While de-cluttering my living space I found a drawer of my early journals among the plush snowmen and worn out pairs of sneakers. Sitting cross-legged between a burlap sack of old shoes and a pair of lime green Rollerblades I flipped eagerly through the notebooks discovering early traces of my brilliance. I believe this journal, from 1996, to be a key moment in my personal and professional development. I share my findings here in hopes that my prodigious wisdom will progress mankind as a whole.

February 5, 1996
I ate a Banana a couple of times.

February 6, 1996
I cleaned my rome and I hid it under my bed.

February 7, 1996
I am a happy tooth because I get flost every day.

February 13, 1996
Gess wut song is stuc in my hed
Mow mow mow mow mow mow mow mow mow mow mow mow

February 16, 1996
On vacation, I am going to Mikdonalds.

February 28, 1996
I am a sad tooth because I bo not flos. I bo not brush. I bo not ete good food. I ete candey.

March 4, 1996
Over the weekend I played with Sara. I played with babby sistar Kely.
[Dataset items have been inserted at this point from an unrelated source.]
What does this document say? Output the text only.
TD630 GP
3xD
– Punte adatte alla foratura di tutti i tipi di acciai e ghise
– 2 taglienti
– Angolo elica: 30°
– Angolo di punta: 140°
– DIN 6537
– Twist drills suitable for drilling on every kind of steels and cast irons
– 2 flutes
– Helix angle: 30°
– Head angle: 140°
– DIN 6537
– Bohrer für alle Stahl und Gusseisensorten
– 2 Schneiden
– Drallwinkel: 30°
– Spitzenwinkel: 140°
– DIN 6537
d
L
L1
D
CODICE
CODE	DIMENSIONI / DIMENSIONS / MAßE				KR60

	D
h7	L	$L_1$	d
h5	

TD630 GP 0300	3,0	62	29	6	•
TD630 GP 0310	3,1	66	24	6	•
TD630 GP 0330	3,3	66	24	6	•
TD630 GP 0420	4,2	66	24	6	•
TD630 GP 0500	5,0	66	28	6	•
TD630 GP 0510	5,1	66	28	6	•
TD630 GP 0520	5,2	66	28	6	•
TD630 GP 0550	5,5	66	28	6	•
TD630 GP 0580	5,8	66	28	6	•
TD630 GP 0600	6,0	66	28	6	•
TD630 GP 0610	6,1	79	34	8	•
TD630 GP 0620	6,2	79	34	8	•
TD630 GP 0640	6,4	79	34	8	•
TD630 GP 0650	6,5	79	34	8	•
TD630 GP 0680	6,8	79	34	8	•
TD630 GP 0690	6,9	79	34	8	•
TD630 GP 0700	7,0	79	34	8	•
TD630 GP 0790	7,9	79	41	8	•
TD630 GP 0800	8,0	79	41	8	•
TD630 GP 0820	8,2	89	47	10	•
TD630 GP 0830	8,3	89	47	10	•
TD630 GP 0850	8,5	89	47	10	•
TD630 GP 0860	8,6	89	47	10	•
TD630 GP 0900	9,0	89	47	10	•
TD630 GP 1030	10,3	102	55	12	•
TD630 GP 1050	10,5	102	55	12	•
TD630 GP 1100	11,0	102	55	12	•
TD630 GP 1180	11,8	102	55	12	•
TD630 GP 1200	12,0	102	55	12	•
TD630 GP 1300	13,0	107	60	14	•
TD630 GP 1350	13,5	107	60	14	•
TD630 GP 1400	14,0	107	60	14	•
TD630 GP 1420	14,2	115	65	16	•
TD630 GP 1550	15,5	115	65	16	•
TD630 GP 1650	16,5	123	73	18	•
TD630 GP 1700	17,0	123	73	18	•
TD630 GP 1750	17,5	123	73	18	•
I played with another babby sistar Kely.

March 14, 1996
If I were a kite I would fly the rest of my life.

March 15, 1996
I wish shamrocks were a food.

March 19, 1996
My fren Sara gets happy at me sumtimes.

Merch 21, 1996
If I were a raddit I could hop withowt falling. I could ete caris. I wont haff to ete Foods.

April 15, 1996
If I were the sun I could live in the sky.
I wuod be yellow.
I wuod get very hot.
I could turn into the moon.

April 29, 1996
I throw up.

May 2, 1996
My mother is a special person. She is special to me because she pulls my teeth out.

June 3, 1996
Saras sistr throw a big rock at me.

June 4, 1996
Were going on a feeld trip. I think I’m going to see Bears.

June 27, 1996
I’ve ben akting like a horse.

The second notebook, produced two years later in Mrs. Porter’s third grade class, was from a far less prolific period. I sketched the blueprints of an automatic flyswatter, somewhat resembling a catapult with wheels. I also expressed a desire to own a dog that is half Maltese and half macaroni and cheese.